Yes, it does, because if we’re not fighting, I’d probably be falling, and that’s a million times worse than our little arguments.
 
 I follow Nate inside, glancing around the dim room as the bellhop struggles with the patio doors. Sunlight cuts through as he slides the curtains back and pulls the glass open, revealing two lounge chairs and a small private pool. Beyond the pool, there’s a perfect view of the ocean and a few limestone rocks that jut out of the water. I’m impressed with the room, but I keep my face even because this is no holiday—I don’t care what Madonna says.
 
 As Nate tips the bellhop, I continue my tour of the villa. There’s a small chaise lounge where I’ll be sleeping. It’s the literal manifestation of,You made your bed, now lie in it.My eyes drift longingly to the king-sized bed and fluffy pillows. I could’ve had it all if it weren’t for one stupid mistake.
 
 I keep walking but immediately stop when I notice the bathroom. I’m standing at the foot of the bed and have an unobstructed view into the bathroom, the glass toilet room, and the glass shower. Nate joins me by my side, tilting his head as he examines the six-foot cutout between the bedroom and the bathroom where there should be a wall.
 
 “That’s a problem for privacy.”
 
 “You think?”
 
 He turns to me with a smug expression. “Well, typically, this room is occupied by honeymooners and couples in love.”
 
 I give him a tight smile. “Not this week.”
 
 “I guess we’ll have to take turns using the bathroom. Only shower when the other person is out of the room.”
 
 “What if I need to go to the bathroom in the middle of the night?”
 
 “Go to the bathroom.” He shrugs.
 
 “The walls are glass. You’ll see me.”
 
 “No, I’ll be asleep, so I won’t see anything.”
 
 I grab my suitcase and head for the walk-in closet. “I hate this arrangement.”
 
 “You only have yourself to blame.”
 
 Then I hate myself as well.
 
 After unpacking my stuff, I pull out my phone. It’s been such a busy day that I haven’t had the chance to check my messages yet. There’s a reminder notification that my period starts tomorrow, which I swipe away, and then another notification from Mr. International that I promptly click.
 
 @worth_traveling_to:
 
 Do you have a good relationship with your parents? Assuming you have parents. Sorry if you don’t and I just made you feel bad.
 
 Grateful for the distraction, I take a seat on the bench in the closet.
 
 @girl_sees_the_world:
 
 You’re fine.

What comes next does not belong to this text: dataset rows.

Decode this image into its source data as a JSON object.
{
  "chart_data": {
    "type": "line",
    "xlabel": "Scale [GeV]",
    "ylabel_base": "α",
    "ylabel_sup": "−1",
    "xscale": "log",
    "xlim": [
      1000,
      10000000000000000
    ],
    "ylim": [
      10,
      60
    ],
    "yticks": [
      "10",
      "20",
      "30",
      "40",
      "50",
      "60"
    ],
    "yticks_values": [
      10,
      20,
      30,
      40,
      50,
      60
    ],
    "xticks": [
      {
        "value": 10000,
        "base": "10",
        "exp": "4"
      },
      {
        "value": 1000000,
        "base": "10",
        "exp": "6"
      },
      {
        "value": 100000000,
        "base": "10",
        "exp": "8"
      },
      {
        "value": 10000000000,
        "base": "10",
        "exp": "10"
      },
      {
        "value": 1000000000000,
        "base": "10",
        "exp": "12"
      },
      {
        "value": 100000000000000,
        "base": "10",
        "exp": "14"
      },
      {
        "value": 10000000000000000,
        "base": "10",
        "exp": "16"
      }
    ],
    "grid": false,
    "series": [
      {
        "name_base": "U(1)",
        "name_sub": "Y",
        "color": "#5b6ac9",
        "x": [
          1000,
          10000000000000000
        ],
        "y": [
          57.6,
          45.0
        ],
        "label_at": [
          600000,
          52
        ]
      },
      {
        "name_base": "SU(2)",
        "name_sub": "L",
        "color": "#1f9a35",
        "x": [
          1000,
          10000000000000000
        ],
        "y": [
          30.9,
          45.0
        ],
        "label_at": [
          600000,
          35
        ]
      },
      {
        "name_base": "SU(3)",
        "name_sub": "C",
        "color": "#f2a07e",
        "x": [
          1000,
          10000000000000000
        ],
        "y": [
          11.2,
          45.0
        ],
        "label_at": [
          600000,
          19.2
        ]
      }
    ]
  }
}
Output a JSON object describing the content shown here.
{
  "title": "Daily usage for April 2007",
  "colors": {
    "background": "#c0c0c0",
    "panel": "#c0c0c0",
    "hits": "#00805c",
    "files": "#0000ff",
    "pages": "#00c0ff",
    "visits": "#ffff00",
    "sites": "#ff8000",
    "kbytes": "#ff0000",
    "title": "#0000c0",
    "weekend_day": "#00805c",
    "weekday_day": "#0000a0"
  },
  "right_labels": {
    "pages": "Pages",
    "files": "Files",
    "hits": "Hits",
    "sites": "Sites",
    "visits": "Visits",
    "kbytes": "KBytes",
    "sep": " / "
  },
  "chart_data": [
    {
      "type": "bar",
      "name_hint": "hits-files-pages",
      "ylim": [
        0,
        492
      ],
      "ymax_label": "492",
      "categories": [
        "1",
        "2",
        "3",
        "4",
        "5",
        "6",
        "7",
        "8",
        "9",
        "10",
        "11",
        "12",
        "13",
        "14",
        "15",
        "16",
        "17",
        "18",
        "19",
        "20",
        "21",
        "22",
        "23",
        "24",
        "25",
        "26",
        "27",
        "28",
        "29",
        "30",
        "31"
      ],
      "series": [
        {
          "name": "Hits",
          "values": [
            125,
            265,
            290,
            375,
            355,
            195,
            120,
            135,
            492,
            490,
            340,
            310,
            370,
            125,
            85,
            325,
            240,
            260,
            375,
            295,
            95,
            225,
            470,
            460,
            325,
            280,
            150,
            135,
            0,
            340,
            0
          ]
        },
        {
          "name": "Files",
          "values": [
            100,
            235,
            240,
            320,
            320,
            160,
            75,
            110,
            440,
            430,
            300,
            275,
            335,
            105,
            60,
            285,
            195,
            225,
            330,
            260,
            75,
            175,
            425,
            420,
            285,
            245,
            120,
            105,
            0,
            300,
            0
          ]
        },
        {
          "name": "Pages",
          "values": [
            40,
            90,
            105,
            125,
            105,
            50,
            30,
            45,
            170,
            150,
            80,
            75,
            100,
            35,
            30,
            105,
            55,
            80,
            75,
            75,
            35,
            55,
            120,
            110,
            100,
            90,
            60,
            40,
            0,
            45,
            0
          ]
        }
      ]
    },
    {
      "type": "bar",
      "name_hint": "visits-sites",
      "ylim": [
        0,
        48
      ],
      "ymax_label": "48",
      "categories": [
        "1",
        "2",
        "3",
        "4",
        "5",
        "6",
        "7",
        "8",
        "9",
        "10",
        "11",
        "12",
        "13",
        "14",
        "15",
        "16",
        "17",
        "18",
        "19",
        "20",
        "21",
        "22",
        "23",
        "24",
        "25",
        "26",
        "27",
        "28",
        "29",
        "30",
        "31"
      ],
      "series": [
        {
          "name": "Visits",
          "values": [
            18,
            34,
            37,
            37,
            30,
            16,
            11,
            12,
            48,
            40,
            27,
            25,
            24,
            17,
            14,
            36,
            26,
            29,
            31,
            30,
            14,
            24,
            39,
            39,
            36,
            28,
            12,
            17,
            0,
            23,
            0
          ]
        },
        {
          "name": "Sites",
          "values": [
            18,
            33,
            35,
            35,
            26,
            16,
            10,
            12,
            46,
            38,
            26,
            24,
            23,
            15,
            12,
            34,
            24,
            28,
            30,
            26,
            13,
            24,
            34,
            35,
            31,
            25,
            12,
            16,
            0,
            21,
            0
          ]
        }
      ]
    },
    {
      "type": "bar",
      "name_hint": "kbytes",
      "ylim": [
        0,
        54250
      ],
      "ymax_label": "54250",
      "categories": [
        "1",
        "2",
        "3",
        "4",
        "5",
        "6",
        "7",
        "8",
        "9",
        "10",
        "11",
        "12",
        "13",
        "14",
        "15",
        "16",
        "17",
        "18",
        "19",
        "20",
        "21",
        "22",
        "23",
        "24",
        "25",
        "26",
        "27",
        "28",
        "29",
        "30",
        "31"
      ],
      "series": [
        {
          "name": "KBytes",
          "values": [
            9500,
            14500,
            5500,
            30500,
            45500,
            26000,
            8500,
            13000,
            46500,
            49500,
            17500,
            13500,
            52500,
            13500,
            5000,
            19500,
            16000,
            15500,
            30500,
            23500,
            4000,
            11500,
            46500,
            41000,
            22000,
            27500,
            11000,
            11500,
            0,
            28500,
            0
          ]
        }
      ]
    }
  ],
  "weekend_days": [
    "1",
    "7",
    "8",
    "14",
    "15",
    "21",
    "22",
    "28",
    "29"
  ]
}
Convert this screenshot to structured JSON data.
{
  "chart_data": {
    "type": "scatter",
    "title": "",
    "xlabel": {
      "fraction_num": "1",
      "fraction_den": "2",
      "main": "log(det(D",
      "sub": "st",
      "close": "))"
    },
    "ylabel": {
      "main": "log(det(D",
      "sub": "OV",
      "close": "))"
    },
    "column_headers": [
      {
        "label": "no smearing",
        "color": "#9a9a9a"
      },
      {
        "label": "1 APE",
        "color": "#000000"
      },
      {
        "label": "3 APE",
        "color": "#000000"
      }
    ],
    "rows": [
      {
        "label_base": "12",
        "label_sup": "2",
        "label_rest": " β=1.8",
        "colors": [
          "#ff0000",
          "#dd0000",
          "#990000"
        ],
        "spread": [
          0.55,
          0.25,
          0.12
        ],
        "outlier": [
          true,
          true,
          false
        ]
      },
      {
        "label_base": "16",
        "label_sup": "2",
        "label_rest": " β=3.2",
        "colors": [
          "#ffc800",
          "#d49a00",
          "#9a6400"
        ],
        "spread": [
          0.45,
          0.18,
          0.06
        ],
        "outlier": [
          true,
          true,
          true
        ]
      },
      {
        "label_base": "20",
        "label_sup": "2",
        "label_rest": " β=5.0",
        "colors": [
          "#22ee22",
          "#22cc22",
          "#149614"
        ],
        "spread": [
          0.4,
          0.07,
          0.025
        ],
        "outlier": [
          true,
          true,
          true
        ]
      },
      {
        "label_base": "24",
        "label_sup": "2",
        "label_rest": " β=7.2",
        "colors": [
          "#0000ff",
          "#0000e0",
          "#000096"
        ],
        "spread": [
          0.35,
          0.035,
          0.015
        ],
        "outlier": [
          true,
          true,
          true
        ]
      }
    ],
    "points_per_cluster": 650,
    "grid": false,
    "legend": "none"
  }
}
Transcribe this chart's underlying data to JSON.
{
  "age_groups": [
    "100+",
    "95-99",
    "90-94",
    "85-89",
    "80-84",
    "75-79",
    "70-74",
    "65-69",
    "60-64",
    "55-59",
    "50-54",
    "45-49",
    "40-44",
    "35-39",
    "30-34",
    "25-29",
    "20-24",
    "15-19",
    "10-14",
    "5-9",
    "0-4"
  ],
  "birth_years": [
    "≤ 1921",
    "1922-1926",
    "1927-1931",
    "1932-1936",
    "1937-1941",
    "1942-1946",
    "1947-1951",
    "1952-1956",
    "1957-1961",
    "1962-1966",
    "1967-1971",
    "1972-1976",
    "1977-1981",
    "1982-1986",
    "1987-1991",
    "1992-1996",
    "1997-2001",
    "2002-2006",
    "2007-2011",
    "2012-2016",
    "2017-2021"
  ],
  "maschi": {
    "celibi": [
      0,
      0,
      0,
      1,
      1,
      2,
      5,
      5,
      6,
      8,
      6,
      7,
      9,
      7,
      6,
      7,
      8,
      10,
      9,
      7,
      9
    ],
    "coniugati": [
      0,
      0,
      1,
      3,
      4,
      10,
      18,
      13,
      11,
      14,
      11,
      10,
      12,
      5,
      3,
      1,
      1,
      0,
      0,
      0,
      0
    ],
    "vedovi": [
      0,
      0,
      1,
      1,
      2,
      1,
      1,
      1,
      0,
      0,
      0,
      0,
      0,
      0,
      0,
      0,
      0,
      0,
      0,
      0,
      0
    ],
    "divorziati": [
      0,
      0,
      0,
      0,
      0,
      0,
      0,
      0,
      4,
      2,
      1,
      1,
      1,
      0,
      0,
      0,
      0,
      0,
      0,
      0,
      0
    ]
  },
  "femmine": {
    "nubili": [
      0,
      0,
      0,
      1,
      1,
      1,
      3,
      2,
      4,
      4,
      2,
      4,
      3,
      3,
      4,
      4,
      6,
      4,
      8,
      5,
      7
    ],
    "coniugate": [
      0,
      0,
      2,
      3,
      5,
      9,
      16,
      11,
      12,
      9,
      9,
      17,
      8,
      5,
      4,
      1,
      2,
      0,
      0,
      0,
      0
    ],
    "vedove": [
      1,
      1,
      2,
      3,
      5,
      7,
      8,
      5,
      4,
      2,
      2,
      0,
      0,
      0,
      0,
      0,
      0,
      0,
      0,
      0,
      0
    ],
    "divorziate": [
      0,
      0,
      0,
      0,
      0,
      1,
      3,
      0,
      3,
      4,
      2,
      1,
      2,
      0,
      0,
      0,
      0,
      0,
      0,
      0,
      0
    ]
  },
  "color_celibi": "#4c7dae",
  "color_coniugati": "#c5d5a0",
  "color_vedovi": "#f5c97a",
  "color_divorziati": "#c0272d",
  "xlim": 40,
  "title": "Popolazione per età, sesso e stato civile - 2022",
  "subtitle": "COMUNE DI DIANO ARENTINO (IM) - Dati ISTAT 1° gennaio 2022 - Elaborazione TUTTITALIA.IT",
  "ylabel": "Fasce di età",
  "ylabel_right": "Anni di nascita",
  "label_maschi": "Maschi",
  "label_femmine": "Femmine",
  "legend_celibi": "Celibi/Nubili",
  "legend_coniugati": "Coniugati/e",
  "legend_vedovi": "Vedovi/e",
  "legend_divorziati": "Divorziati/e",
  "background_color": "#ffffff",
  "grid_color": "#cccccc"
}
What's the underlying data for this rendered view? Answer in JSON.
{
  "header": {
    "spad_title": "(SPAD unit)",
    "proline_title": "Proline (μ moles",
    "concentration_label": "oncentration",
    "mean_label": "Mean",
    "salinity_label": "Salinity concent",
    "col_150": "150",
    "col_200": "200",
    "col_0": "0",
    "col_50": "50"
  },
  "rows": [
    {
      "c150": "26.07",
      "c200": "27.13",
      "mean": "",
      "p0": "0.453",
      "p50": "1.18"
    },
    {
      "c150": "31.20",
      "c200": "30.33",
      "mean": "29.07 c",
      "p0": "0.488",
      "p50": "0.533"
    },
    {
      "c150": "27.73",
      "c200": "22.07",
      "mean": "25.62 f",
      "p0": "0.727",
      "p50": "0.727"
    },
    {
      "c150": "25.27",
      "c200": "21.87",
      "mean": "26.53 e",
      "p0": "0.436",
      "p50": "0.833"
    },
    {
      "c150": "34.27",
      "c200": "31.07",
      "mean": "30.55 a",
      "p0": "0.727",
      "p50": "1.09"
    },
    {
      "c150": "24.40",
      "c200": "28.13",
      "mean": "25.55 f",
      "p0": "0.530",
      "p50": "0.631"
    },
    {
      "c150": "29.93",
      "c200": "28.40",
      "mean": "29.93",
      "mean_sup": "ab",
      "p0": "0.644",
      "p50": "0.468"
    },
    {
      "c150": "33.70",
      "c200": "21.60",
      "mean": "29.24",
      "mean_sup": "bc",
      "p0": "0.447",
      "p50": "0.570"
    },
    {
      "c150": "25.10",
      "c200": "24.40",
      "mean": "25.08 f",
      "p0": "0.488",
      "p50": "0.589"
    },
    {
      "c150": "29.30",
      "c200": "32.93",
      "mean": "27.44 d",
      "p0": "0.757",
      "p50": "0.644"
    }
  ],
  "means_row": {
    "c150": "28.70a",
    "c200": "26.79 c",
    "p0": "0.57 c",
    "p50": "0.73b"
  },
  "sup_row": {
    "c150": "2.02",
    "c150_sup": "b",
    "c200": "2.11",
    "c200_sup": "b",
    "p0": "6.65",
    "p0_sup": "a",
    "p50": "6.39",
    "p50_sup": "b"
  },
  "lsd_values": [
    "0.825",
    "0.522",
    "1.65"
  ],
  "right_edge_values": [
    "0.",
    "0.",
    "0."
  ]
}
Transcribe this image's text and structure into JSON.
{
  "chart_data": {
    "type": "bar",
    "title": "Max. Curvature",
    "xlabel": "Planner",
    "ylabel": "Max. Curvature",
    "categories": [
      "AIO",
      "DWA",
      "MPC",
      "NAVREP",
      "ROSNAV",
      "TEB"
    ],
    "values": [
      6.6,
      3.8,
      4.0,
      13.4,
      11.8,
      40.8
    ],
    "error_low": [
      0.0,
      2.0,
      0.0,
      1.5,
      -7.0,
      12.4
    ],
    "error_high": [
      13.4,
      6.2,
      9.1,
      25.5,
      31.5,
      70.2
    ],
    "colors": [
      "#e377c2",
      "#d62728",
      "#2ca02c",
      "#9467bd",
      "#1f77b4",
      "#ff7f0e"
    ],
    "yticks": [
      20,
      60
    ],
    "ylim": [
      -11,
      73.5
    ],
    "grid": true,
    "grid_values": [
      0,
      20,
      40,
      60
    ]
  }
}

I have parents. I wouldn’t say I have a great relationship with them. But that’s mostly on me. I’m the one who pulled away.
 
 I scroll through Instagram, hoping he answers soon. My eyes peek at Nate in the mirror. From my spot in the closet, I have an angle of him. He’s lying on the bed with his feet crossed, looking at his phone. When I look down again, there’s a notification that Mr. International messaged back.
 
 @worth_traveling_to:
 
 Do you regret pulling away from them?
 
 @girl_sees_the_world:
 
 I had to pull back for my own mental sanity. But I love them, and I know they love me. They’re good people, and they only want the best for me, so I can see myself, in the future, letting past hurts go and putting in a greater effort. What about you? Do you have a good relationship with your parents?
 
 @worth_traveling_to:
 
 Yes and no. My mom is amazing. I’d do anything for that woman, but the relationship is rough with my dad. Always has been. I don’t know if things will ever be good between us. There are just some things that can’t be repaired. Unless I take a page from your book and let past hurts go and then ignore everything else that comes out of his mouth after that.
 
 I glance up at Nate again, feeling the familiarity between what he told me about his relationship with his dad and what Mr. International said. Family relationships are just complicated, no matter who you are.